Dear Annie: I have been with “John” for more than 10 years. We have children together. I have reached the point in my life that I wish to be married. I never wanted to be a girlfriend forever, and he knew this from the beginning.
John says stupid things like, “If you did such-and-such, then I’d marry you.” I don’t believe marriage is about how much I can do for him. It’s about loving each other enough to commit. I love John, but he is unwilling to take that step, so I have told him if we are not married by next summer, he has to move out and let me get on with my life. I’m not trying to force him to the altar. It’s simply that if a legal commitment isn’t in the cards, I need to plan my future without him.

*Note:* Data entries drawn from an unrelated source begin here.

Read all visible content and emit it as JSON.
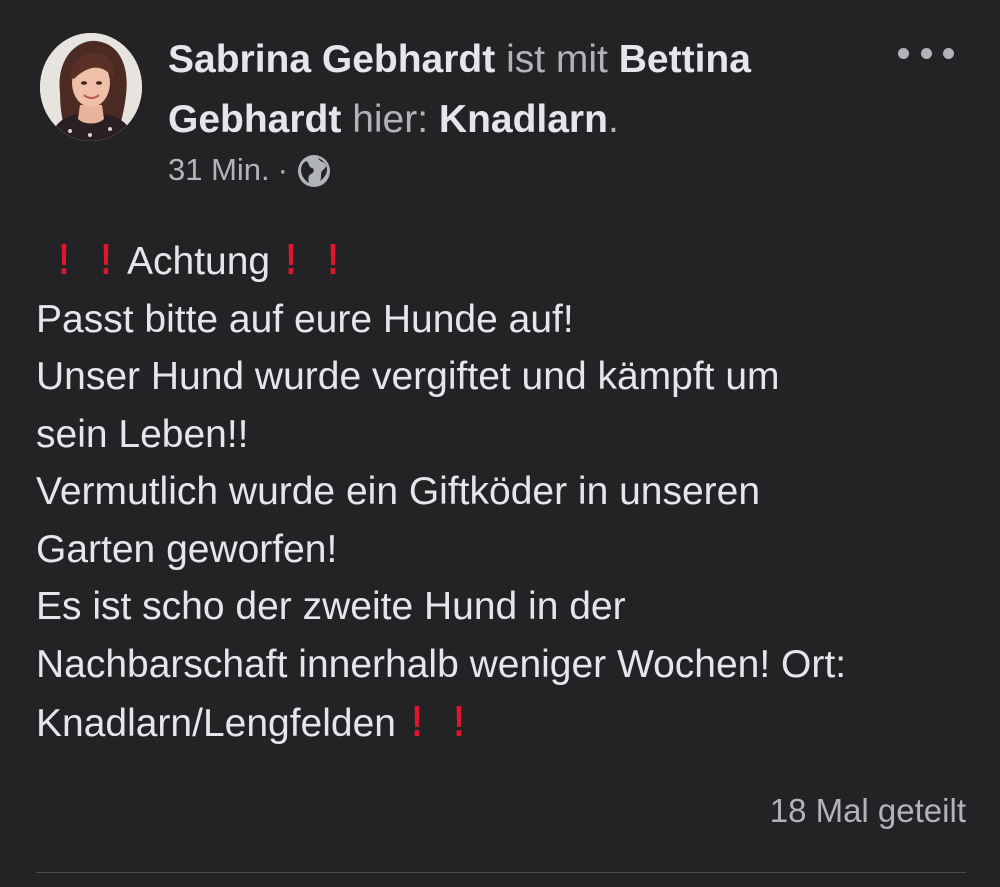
{
  "post": {
    "author": "Sabrina Gebhardt",
    "with_text": " ist mit ",
    "tagged_first": "Bettina",
    "tagged_last": "Gebhardt",
    "here_text": " hier: ",
    "place": "Knadlarn",
    "place_suffix": ".",
    "timestamp": "31 Min.",
    "separator": "·",
    "privacy_icon": "globe-icon",
    "menu_icon": "more-horizontal-icon",
    "lines": {
      "l1_text": "Achtung",
      "l2": "Passt bitte auf eure Hunde auf!",
      "l3": "Unser Hund wurde vergiftet und kämpft um",
      "l4": "sein Leben!!",
      "l5": "Vermutlich wurde ein Giftköder in unseren",
      "l6": "Garten geworfen!",
      "l7": "Es ist scho der zweite Hund in der",
      "l8": "Nachbarschaft innerhalb weniger Wochen! Ort:",
      "l9_text": "Knadlarn/Lengfelden"
    },
    "emoji_bang": "!",
    "emoji_name": "red-exclamation-icon",
    "shares": "18 Mal geteilt",
    "colors": {
      "background": "#232325",
      "text": "#e4e6eb",
      "secondary": "#b0b3b8",
      "emoji_red": "#e0162b"
    }
  }
}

The problem is, John tells me he will not leave. I don’t want things to get nasty by involving the authorities, but I want more out of my life than he does. Over the past few months, I have made myself completely miserable just thinking about all of this. Am I being unreasonable? Am I putting myself and my needs first by demanding he make a choice? – Dazed and Confused
Dear Dazed: No. John’s needs have come first for the past 10 years. But aside from that, you already may have a legal commitment in place. When a couple lives together as long as you have, it is recognized in many states as a common-law marriage. So, although you haven’t had a ceremony, you may, in fact, be legally tied.
You also have children, and a separation will entail custody, visitation and child support arrangements, so you might consider counseling before disentangling yourself. Even something as simple as tossing him out of the house becomes a legal matter. Check the laws in your state regarding common-law marriage, and if necessary, get the assistance of an attorney.